Gongora’s “Solitudes”

Luis de Gongora (1561-1627) published Solitudes or Soledades in 1612, representative of the era of Spanish Golden Age poetry. But these Solitudes have little to do with solitude. The poems are set in isolated physical locales and reflective of solitary landscapes. But the lengthy poems are of little interest to solitaries, barely meriting an article or extended essay. As their modern translator Edward Meryon Wilson notes in his 1965 preface to the poems:

The story of The Solitudes is not important in itself and has little narrative interest. It is merely a convenient peg on which Gongora could hang his superb descriptions, elaborated by all the arts of metaphor and hyperbole, and interspersed with beautiful lyrics. The action takes place in a world that is curiously artificial and rich. …

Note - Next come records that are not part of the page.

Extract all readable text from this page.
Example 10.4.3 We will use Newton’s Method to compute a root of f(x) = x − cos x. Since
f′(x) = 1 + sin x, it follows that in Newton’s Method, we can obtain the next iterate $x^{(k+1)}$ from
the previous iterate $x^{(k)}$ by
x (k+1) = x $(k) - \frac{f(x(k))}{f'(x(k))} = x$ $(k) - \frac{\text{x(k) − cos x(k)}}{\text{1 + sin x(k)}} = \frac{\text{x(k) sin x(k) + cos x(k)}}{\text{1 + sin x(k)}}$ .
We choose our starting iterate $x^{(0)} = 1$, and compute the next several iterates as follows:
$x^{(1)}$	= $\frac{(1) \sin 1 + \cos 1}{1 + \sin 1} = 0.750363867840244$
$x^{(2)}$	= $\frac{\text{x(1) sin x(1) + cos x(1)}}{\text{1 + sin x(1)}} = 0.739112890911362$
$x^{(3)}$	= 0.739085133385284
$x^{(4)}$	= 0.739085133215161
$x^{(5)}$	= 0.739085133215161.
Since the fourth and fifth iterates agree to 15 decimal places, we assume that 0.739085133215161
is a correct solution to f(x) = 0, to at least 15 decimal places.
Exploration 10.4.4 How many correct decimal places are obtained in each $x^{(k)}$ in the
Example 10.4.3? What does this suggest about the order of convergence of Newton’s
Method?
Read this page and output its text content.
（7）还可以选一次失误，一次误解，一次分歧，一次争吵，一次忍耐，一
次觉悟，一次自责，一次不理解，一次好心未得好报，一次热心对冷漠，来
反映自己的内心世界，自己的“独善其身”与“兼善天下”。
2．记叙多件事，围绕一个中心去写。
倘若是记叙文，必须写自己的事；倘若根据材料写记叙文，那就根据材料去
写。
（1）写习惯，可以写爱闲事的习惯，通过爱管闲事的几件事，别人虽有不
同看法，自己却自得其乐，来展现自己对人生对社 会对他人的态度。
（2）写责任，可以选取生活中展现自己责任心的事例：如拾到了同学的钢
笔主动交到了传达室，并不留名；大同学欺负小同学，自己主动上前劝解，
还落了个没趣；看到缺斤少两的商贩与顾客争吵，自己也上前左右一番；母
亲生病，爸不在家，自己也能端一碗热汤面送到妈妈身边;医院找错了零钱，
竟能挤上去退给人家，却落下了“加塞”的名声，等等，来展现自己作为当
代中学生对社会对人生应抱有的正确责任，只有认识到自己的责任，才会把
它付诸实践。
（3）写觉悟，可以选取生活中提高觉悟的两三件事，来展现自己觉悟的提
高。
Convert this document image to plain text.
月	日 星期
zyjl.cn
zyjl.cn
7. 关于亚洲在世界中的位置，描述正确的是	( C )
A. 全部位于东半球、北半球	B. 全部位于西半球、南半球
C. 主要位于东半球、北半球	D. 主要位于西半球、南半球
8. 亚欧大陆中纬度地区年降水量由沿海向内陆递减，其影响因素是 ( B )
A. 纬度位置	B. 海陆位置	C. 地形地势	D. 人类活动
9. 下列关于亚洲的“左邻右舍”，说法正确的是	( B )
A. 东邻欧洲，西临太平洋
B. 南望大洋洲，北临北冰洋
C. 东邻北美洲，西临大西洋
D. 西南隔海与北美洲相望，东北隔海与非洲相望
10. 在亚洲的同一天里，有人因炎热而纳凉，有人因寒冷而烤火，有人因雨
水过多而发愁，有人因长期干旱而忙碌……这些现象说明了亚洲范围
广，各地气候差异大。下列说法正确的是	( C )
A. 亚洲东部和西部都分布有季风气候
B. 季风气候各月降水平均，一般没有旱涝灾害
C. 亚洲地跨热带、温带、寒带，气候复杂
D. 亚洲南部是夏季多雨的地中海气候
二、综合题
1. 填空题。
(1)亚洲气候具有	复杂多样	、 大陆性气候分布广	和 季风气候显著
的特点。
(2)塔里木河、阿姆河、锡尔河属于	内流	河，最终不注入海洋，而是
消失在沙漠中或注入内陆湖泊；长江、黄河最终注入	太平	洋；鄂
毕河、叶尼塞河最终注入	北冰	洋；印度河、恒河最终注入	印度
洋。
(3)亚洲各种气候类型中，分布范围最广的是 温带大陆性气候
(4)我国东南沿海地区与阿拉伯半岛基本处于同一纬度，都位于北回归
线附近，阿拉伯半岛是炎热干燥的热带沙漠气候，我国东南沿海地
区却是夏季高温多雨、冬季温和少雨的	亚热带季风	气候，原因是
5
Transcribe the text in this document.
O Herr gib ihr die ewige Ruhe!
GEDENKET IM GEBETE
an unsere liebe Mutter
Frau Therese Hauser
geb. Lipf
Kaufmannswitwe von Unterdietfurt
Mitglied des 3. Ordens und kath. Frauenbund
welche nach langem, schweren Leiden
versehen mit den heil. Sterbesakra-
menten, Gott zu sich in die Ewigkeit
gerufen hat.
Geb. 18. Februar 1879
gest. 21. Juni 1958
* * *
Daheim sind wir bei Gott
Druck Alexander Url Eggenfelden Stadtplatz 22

Thus, the first Solitude (there are only two anyway, the planned additional two never having been composed) begins with a shipwrecked youth who explores the shore and discovers a shepherd’s hut. Gongora describes the hut as a hermitage, a “well-found” hermitage, further rhapsodizing about it as “Temple of Palas,” as “Flora’s granary,” as “Edifice sublime,” as a place where there is no pride, flattery, envy, ambitious care, favor, false security.

After these paeans of praise, the poem quickly moves on to even more artificial sentiments.

Gongora’s artificiality is in part a device of his era, and in part an ignorance of his supposed subject. The poet had little interest in solitude. He was of a comfortable family, and became a church deacon, ordained a priest late in life, often reprimanded for his habits, including gambling and bullfights. Accused by the local bishop of not attending church services, Gongora responded that he attended whenever his superiors did. Gongora was fond of wealth, talkative, argumentative, and slothful. His feud with rival poet Francisco de Quevedo was played out in derisive poems that only lowered Gongora’s reputation. Ultimately his penchant for card-playing left him impoverished in old age. Too late to make the acquaintance of solitude and hermitages.